Die jüngsten Wahlen in Argentinien vom April dieses Jahres haben gezeigt, daß man sich Elemente einer politischen Kul­tur vorstellen kann, die nicht zwangsläufig zu Gefangenen der audiovisuellen Ideolo­gie und Ästhetik werden. Die Mitte-Links-Partei Frente Grande wurde in diesen Wahlen zur drittstärksten Kraft. Die Kan­didaten benutzten die Medien mit dem Ziel, vielschichtigere Diskussionen einzu­führen. Die Frente Grande wurde auf so­ziale Bedürfnisse aufmerksam, die weder vom Peronismus noch vom Radikalismus vertreten wurden, und verstanden es, aus den zunehmenden Rufen nach Transpa­renz, Ehrlichkeit und Fähigkeit im politi­schen Leben Vorteile zu ziehen.

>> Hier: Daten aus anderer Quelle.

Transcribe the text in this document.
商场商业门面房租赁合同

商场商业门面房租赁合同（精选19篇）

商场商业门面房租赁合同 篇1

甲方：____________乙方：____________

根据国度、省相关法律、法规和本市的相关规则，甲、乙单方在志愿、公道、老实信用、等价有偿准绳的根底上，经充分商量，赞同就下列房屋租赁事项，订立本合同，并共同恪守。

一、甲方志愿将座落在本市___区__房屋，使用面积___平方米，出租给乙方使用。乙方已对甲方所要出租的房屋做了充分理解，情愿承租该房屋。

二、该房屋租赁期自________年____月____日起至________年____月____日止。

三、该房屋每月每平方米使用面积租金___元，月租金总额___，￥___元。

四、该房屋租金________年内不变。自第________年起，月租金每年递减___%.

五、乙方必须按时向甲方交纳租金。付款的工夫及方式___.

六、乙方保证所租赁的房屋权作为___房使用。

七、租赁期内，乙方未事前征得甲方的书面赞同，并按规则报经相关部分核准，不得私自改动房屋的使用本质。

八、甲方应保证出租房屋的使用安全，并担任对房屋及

Die Situation ist besonders lehrreich. Ei­nerseits bemerkten diese neuen politischen Akteure – einige kamen aus der Men­schenrechtsbewegung, andere aus künstle­rischen und intellektuellen Bereichen – die Macht der audiovisuellen Medien in der Herstellung von Öffentlichkeit. Gleich­zeitig aber lernten sie, mit dem Fernsehen umzugehen, ohne sich allen seinen Ri­tualen zu unterwerfen. Sie schlugen sogar eine neue Art des politischen Diskurses im Fernsehen vor.
Ein anderer politischer Stil, ein bewußt kritischer Umgang mit den Medien ist somit möglich. Grundlage dafür muß die Erkenntnis sein, daß die bedingungslose Akzeptanz der schlechtesten Aspekte der jetzigen massenmedialen Kultur das Her­vortreten neuer Ideen verhindert.